I emailed conservation biologist Sam Wasser the question of whether it is practical to protect elephants from poachers by dyeing their tusks.
“Thanks for your note. It’s an interesting idea. The big concern is the time it will take to stain the tusks of 400,000 skittish elephants and the time it will take for the stain to find it’s way into the tusk. Most likely, permanent stain will have to be delivered by food and grow into the tusk. You can’t immobilize 400,000 elephants to stain their tusks as it is too risky for the elephants and the people doing the immobilizations. Thus, it would take many years to achieve your goals, if it is even possible. Given the urgency of the situation (30,000-45,000 elephants now being killed annually), we need a plan that stops as much of the killing as possible, as soon as possible. (This is, of course, in addition to programs aimed at decreasing demand.) Our program aims to achieve these objectives by using DNA assignment to identify all major poaching hotspots across Africa for targeted law enforcement.”
Dr. Samuel Wasser
Director of Center for Conservation Biology
Research Professor, Department of Biology
University of Washington, Seattle
Instead of 400,000, what if we focused on the 200,000 elephants at the greatest risk in Tanzania and Zimbabwe as well as those in Central and Western Africa? No worries about Botswana’s 125,000+ elephants. They’re safe enough there that other elephants emigrate there. Let’s focus on the places where the weak rule of law makes problematic such traditional anti-poaching methods as 24/7 vigilance over vast areas, more guns and better enforcement. A staining program might only require country access every 2 or 3 years.
What if we didn’t have to immobilize, or knock out, the elephants? The last scholarly article about drug delivery to elephants was in 2004 and that centered on a captive Asian elephant. Maybe the urgency of the poaching crisis might inspire some new research.
What if a staining program didn’t take many years to implement? What if the dye already exists, but the people who are using it are too far removed from elephant conservation to say, “Hey, I wonder if this amazing stain might help against poaching . . .?” Specialists in bone disease or regrowth, say or cosmetic dentists or consumer food company chemists.
We need a plan. We needed a plan when South Africa hunted its elephants to near extinction by 1900. We needed a plan in 1989 at the peak of the last poaching crisis. We will need a plan if ever there is a recovery in the decimated herds of Angola, South Sudan, the Congo Basin or any of the West African countries.
Note on Dr Wasser and his team
They are building and using an elephant DNA database to fight elephant poaching and ivory smuggling now and in the future. The database helps identify a tusk’s or piece of ivory’s country of origin. This gives some sense of whether a tusk might be illegally gotten or not. It also helps law enforcement understand where the poaching is going on as well as something of ivory smuggling routes.

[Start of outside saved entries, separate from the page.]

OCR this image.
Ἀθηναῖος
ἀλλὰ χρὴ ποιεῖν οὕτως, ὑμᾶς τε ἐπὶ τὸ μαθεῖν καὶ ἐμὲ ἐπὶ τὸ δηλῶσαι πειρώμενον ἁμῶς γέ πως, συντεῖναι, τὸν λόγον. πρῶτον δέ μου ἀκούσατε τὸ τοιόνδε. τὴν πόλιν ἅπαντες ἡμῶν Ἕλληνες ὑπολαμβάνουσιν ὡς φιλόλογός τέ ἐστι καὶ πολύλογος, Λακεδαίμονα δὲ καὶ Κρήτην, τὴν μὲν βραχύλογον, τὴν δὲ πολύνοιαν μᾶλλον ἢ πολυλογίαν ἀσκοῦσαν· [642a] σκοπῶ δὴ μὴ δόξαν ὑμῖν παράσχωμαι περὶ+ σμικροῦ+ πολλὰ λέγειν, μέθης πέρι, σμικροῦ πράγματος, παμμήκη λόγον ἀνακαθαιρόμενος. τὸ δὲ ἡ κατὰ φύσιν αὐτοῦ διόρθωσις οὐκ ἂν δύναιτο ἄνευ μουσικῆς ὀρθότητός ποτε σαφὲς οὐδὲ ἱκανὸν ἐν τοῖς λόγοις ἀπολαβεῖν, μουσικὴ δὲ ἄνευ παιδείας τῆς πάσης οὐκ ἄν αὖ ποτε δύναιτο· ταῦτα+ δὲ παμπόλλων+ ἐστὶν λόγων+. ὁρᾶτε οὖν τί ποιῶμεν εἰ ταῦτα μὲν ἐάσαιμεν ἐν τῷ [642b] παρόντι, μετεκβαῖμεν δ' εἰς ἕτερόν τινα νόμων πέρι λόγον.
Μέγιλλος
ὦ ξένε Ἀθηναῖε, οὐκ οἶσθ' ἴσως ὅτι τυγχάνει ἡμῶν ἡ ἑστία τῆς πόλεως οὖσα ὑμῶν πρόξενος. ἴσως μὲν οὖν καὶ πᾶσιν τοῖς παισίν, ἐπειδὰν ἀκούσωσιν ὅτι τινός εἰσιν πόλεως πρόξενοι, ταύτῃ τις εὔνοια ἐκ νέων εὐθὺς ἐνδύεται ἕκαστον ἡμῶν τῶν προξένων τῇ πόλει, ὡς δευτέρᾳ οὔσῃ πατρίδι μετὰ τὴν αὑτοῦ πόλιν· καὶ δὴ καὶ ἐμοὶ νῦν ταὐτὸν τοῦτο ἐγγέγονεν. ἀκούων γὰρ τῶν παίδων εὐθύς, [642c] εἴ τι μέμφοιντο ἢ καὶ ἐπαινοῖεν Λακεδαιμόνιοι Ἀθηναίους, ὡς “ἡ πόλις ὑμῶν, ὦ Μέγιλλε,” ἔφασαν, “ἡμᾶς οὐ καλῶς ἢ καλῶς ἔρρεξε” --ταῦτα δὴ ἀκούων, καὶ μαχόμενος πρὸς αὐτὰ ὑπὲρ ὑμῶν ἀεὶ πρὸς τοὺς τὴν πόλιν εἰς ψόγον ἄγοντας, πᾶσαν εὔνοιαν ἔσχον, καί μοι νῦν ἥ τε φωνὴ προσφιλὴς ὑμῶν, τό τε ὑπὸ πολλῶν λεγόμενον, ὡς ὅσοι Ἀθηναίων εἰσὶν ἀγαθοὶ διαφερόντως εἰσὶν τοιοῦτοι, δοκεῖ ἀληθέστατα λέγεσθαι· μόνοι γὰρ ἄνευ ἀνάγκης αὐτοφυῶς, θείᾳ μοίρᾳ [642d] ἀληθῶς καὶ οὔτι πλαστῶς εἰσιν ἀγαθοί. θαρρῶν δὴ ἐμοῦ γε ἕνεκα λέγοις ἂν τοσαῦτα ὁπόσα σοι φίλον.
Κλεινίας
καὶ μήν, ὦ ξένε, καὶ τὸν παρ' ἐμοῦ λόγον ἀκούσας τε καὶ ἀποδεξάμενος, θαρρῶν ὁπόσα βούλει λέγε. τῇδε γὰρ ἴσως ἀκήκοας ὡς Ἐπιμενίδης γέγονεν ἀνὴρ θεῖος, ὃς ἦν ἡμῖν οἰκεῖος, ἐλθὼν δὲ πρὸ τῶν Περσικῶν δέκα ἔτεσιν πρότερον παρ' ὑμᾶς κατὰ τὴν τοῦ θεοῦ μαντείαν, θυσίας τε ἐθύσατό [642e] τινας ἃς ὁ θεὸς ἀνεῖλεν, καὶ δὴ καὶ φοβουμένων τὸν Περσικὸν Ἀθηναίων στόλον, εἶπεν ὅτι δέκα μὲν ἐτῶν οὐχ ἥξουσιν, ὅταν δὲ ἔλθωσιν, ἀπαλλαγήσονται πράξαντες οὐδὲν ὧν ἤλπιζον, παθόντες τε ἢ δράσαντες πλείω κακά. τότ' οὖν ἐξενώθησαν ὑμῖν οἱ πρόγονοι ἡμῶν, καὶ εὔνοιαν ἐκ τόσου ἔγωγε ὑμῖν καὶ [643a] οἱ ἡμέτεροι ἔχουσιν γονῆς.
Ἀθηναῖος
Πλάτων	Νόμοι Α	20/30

Most anti-poaching efforts are temporary. New rangers are hired. Guns, vehicles drones and GPS equipment are bought. These however are effective only up to the inevitable moment the funding runs out or corruption moves in. Bans and Global Initiatives are great while political will and public attention exists.
By contrast, the value of the Center for Conservation Biology’s elephant DNA database will continue to grow as it becomes more comprehensive. Its funding may ebb and flow, but its usefulness will only grow.
Dr Wasser’s June 2015 article gives an overview of the database and its value to protecting the elephants.
In 2010, his team helped block Tanzania’s request to sell 100 tons of its stockpiled ivory by demonstrating how much ivory was already leaving the country illegally, sharply contradicting the government’s modest estimates.